The appeal of Webster City’s story wasn’t just that the town now faced an immense uphill battle after the home appliance factory that had provided years of employment for the residents had closed.
It was that Electrolux relocated its factory to Juarez, Mexico.
Covering the Republican presidential primaries during the summer of 2011, Hoffman followed former Minnesota Gov. Tim Pawlenty to the Iowa town.
“We arrived early and just casually asked a local radio reporter about the town, of which we knew nothing,” Hoffman said. “The closing of the Electrolux factory was the first thing out of his mouth.”
With only a few jobs left that the newly laid-off workers were qualified for, Hoffman began to examine the “psychological” side of the story, which presented a new challenge for the photographer.
“For a relatively tight-knit community like Webster City, I feel like the fate of the town is going to rise or fall with the prevailing mood,” Hoffman said. “I'm trying to pull back from the immediate impact of the factory closure and make the story a bit more universal.”
His approach explored the meaning of middle-class America during an economic crisis and the decline of manufacturing.
The closing of a factory in Webster City became a story about questioning and finding a new identity.
Since production was moved out of the country, the federal government helps the former workers find reemployment by covering the cost of training and tuition through the Trade Adjustment Assistance program.

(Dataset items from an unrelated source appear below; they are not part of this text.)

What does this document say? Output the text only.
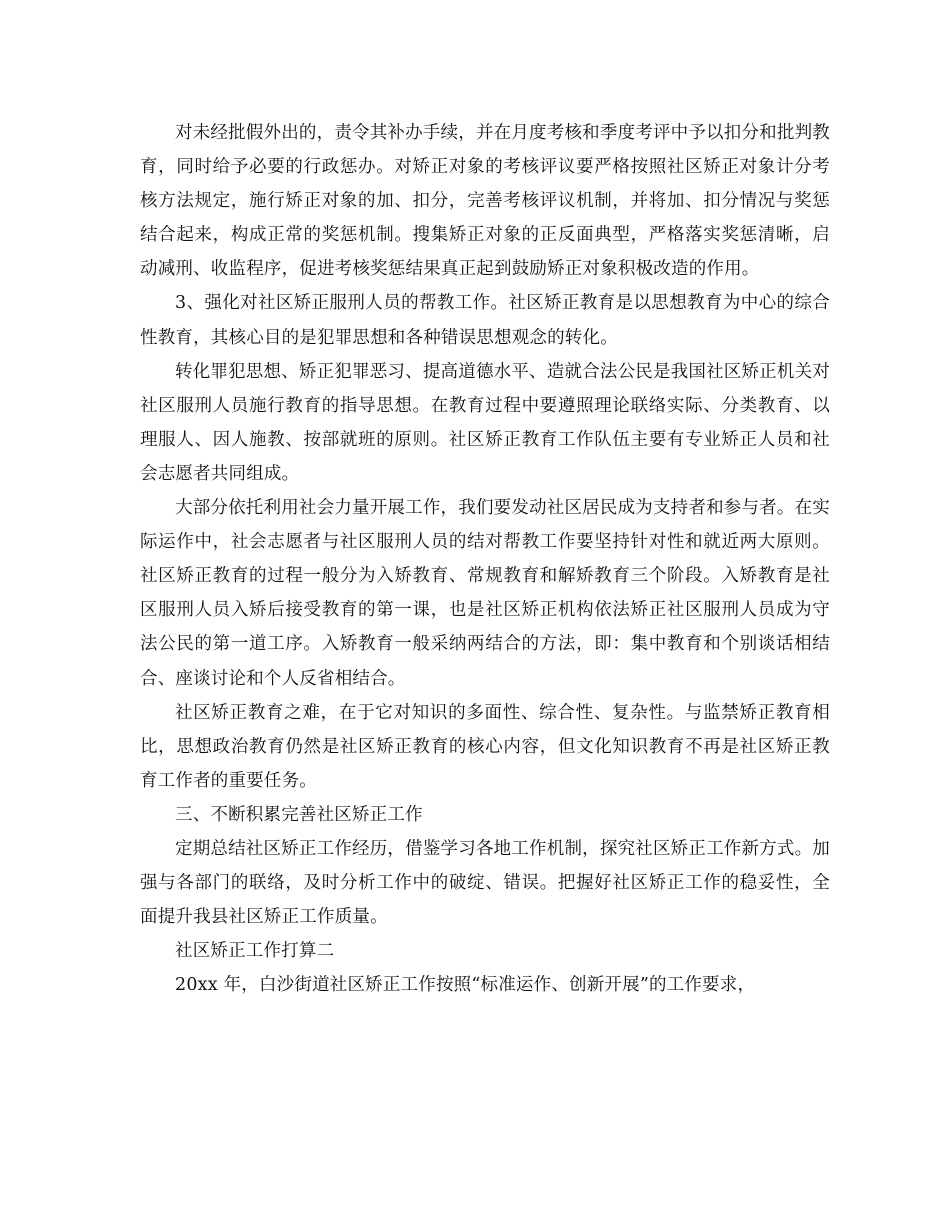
对未经批假外出的，责令其补办手续，并在月度考核和季度考评中予以扣分和批判教育，同时给予必要的行政惩办。对矫正对象的考核评议要严格按照社区矫正对象计分考核方法规定，施行矫正对象的加、扣分，完善考核评议机制，并将加、扣分情况与奖惩结合起来，构成正常的奖惩机制。搜集矫正对象的正反面典型，严格落实奖惩清晰，启动减刑、收监程序，促进考核奖惩结果真正起到鼓励矫正对象积极改造的作用。

3、强化对社区矫正服刑人员的帮教工作。社区矫正教育是以思想教育为中心的综合性教育，其核心目的是犯罪思想和各种错误思想观念的转化。

转化罪犯思想、矫正犯罪恶习、提高道德水平、造就合法公民是我国社区矫正机关对社区服刑人员施行教育的指导思想。在教育过程中要遵照理论联络实际、分类教育、以理服人、因人施教、按部就班的原则。社区矫正教育工作队伍主要有专业矫正人员和社会志愿者共同组成。

大部分依托利用社会力量开展工作，我们要发动社区居民成为支持者和参与者。在实际运作中，社会志愿者与社区服刑人员的结对帮教工作要坚持针对性和就近两大原则。社区矫正教育的过程一般分为入矫教育、常规教育和解矫教育三个阶段。入矫教育是社区服刑人员入矫后接受教育的第一课，也是社区矫正机构依法矫正社区服刑人员成为守法公民的第一道工序。入矫教育一般采纳两结合的方法，即：集中教育和个别谈话相结合、座谈讨论和个人反省相结合。

社区矫正教育之难，在于它对知识的多面性、综合性、复杂性。与监禁矫正教育相比，思想政治教育仍然是社区矫正教育的核心内容，但文化知识教育不再是社区矫正教育工作者的重要任务。

三、不断积累完善社区矫正工作

定期总结社区矫正工作经历，借鉴学习各地工作机制，探究社区矫正工作新方式。加强与各部门的联络，及时分析工作中的破绽、错误。把握好社区矫正工作的稳妥性，全面提升我县社区矫正工作质量。

社区矫正工作打算二

20xx 年，白沙街道社区矫正工作按照“标准运作、创新开展”的工作要求，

“Of course, there is a need for only so many diesel mechanics and nurses in a small town,” Hoffman said. “At this point the biggest changes are mental.”
Over the past year and a half, he has seen the residents grow weary of the jobless lifestyle. Unemployment benefits are nearing the end for some, and “it's beginning to sink in that things aren't going back to what they were any time soon.”

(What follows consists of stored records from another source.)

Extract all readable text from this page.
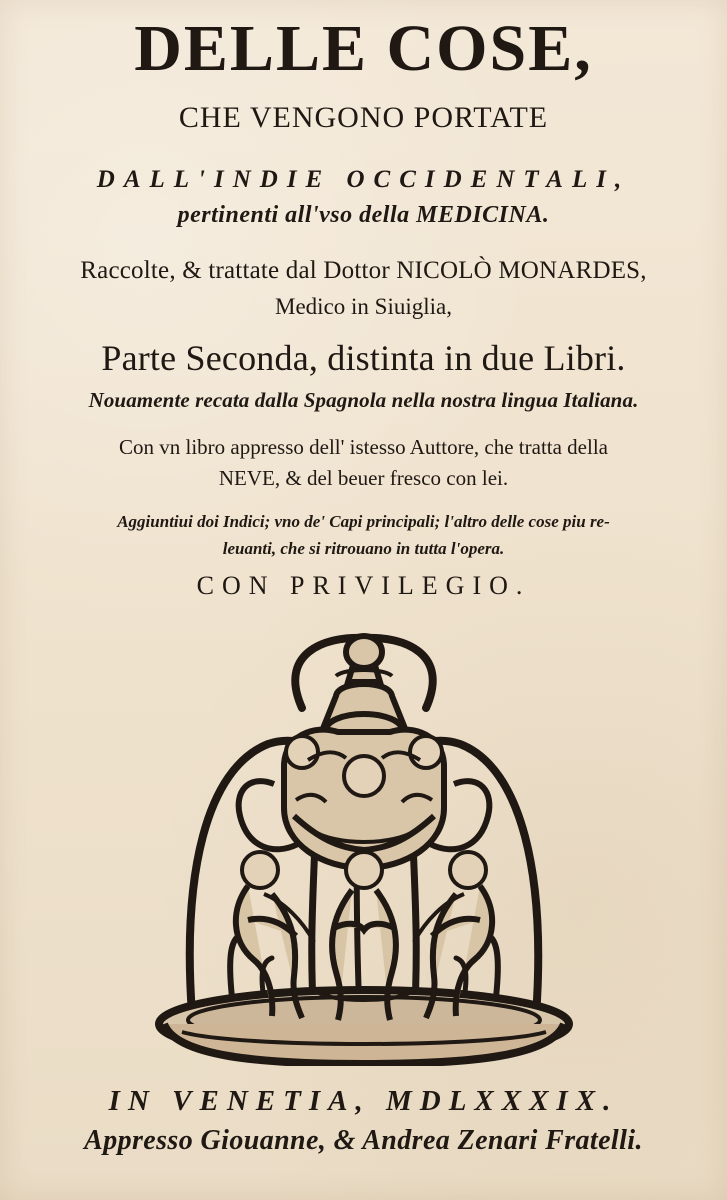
DELLE COSE,
CHE VENGONO PORTATE
DALL'INDIE OCCIDENTALI,
pertinenti all'vso della MEDICINA.
Raccolte, & trattate dal Dottor NICOLÒ MONARDES,
Medico in Siuiglia,
Parte Seconda, distinta in due Libri.
Nouamente recata dalla Spagnola nella nostra lingua Italiana.
Con vn libro appresso dell' istesso Auttore, che tratta della
NEVE, & del beuer fresco con lei.
Aggiuntiui doi Indici; vno de' Capi principali; l'altro delle cose piu re-
leuanti, che si ritrouano in tutta l'opera.
CON PRIVILEGIO.
IN VENETIA, MDLXXXIX.
Appresso Giouanne, & Andrea Zenari Fratelli.
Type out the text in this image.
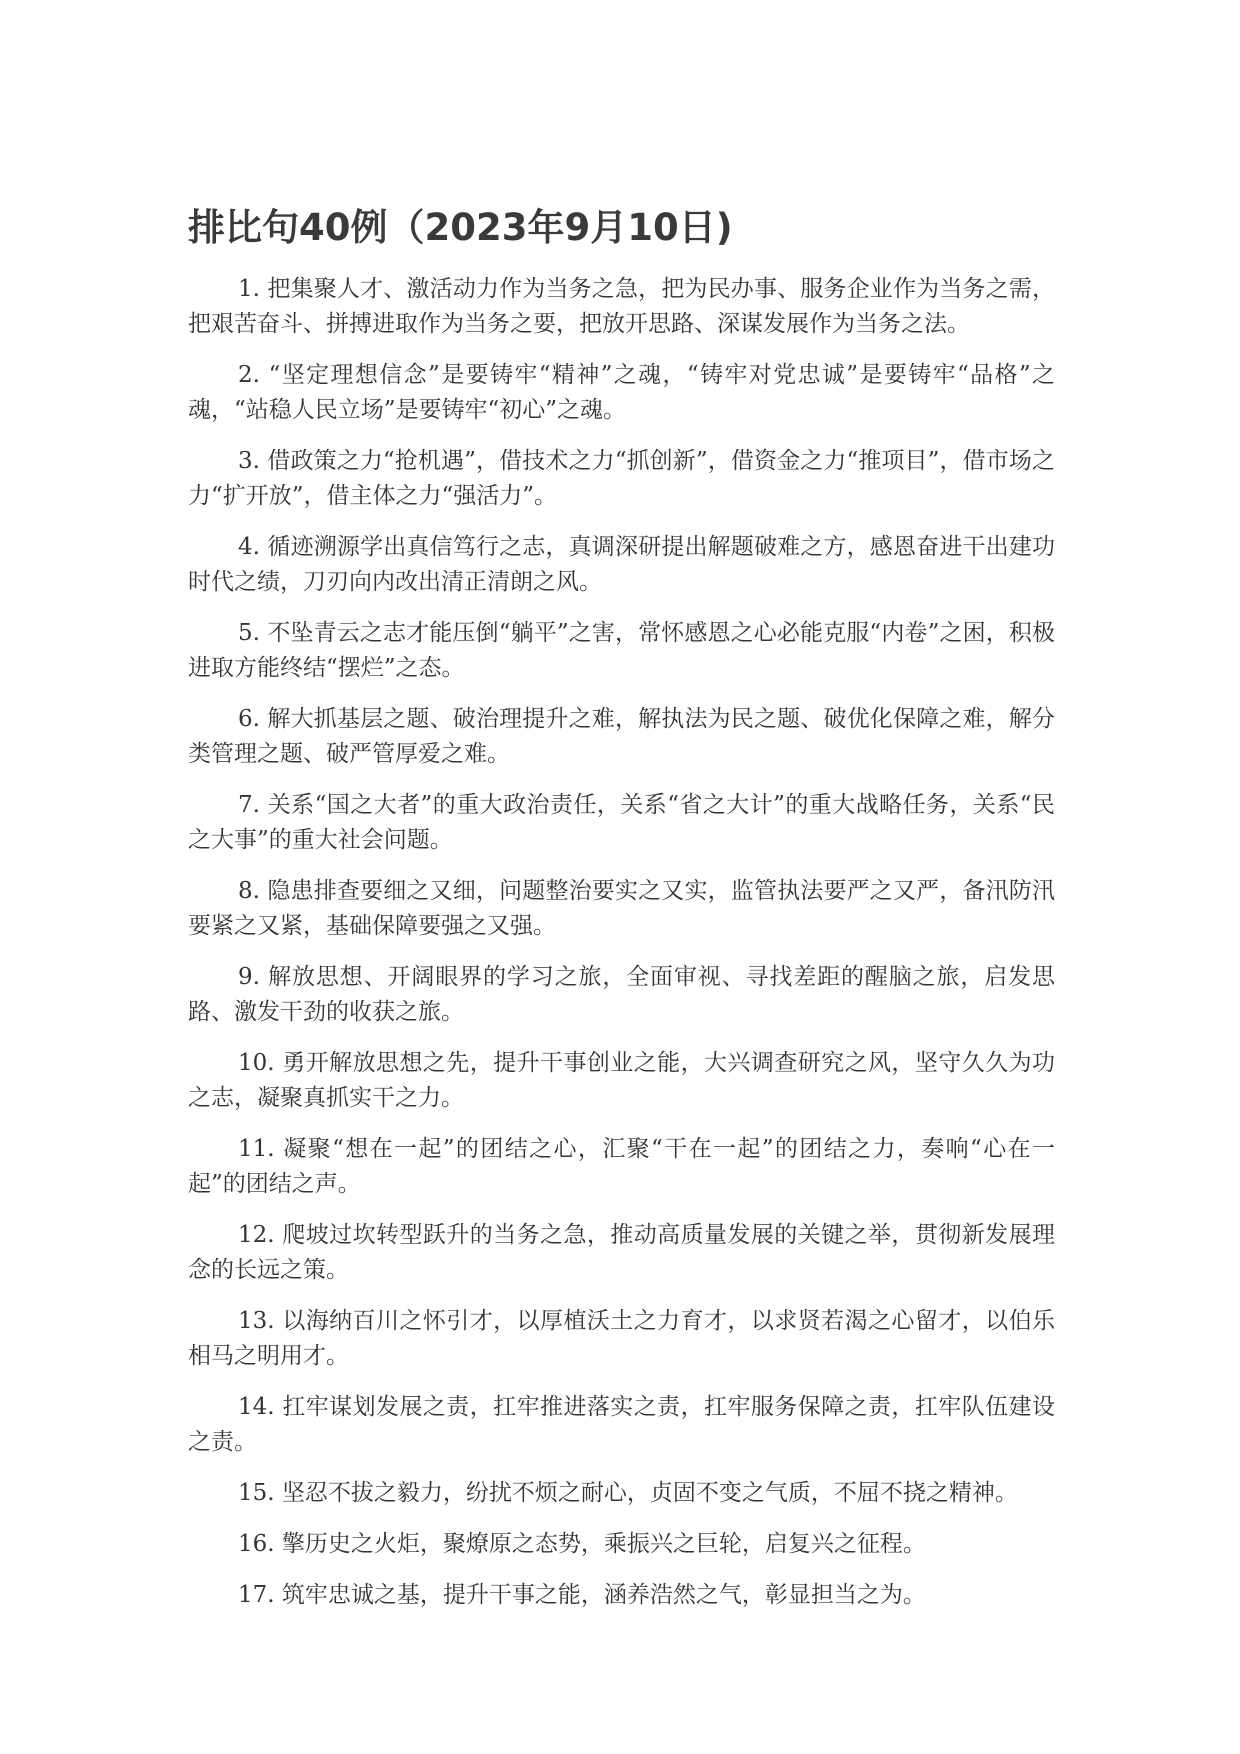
排比句40例（2023年9月10日)

1. 把集聚人才、激活动力作为当务之急，把为民办事、服务企业作为当务之需，把艰苦奋斗、拼搏进取作为当务之要，把放开思路、深谋发展作为当务之法。

2. “坚定理想信念”是要铸牢“精神”之魂，“铸牢对党忠诚”是要铸牢“品格”之魂，“站稳人民立场”是要铸牢“初心”之魂。

3. 借政策之力“抢机遇”，借技术之力“抓创新”，借资金之力“推项目”，借市场之力“扩开放”，借主体之力“强活力”。

4. 循迹溯源学出真信笃行之志，真调深研提出解题破难之方，感恩奋进干出建功时代之绩，刀刃向内改出清正清朗之风。

5. 不坠青云之志才能压倒“躺平”之害，常怀感恩之心必能克服“内卷”之困，积极进取方能终结“摆烂”之态。

6. 解大抓基层之题、破治理提升之难，解执法为民之题、破优化保障之难，解分类管理之题、破严管厚爱之难。

7. 关系“国之大者”的重大政治责任，关系“省之大计”的重大战略任务，关系“民之大事”的重大社会问题。

8. 隐患排查要细之又细，问题整治要实之又实，监管执法要严之又严，备汛防汛要紧之又紧，基础保障要强之又强。

9. 解放思想、开阔眼界的学习之旅，全面审视、寻找差距的醒脑之旅，启发思路、激发干劲的收获之旅。

10. 勇开解放思想之先，提升干事创业之能，大兴调查研究之风，坚守久久为功之志，凝聚真抓实干之力。

11. 凝聚“想在一起”的团结之心，汇聚“干在一起”的团结之力，奏响“心在一起”的团结之声。

12. 爬坡过坎转型跃升的当务之急，推动高质量发展的关键之举，贯彻新发展理念的长远之策。

13. 以海纳百川之怀引才，以厚植沃土之力育才，以求贤若渴之心留才，以伯乐相马之明用才。

14. 扛牢谋划发展之责，扛牢推进落实之责，扛牢服务保障之责，扛牢队伍建设之责。

15. 坚忍不拔之毅力，纷扰不烦之耐心，贞固不变之气质，不屈不挠之精神。

16. 擎历史之火炬，聚燎原之态势，乘振兴之巨轮，启复兴之征程。

17. 筑牢忠诚之基，提升干事之能，涵养浩然之气，彰显担当之为。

Hoffman has been back multiple times since his first trip and seems to find a connection to the town on a deeper level than just a subject-photographer relationship.
“Steve (McFarland), who I stay with, and his family are like my adopted family there now, which is really amazing considering we met at a bar just a year ago,” he said. “Life is less hectic (in Webster City), and I can be more focused and single-minded.”
Hoffman intends to spend a couple of weeks in Webster City immediately after the November election, but he doesn’t expect the decision to affect the town’s outlook too much.
He said he isn’t sure what the end of the story will be, but a trip to Juarez is a possibility.
“I want to see if the jobs the new factory brought to Mexico are the same type of middle class jobs that were lost in Iowa,” he said. “From everything I know about maquiladoras, they are not.”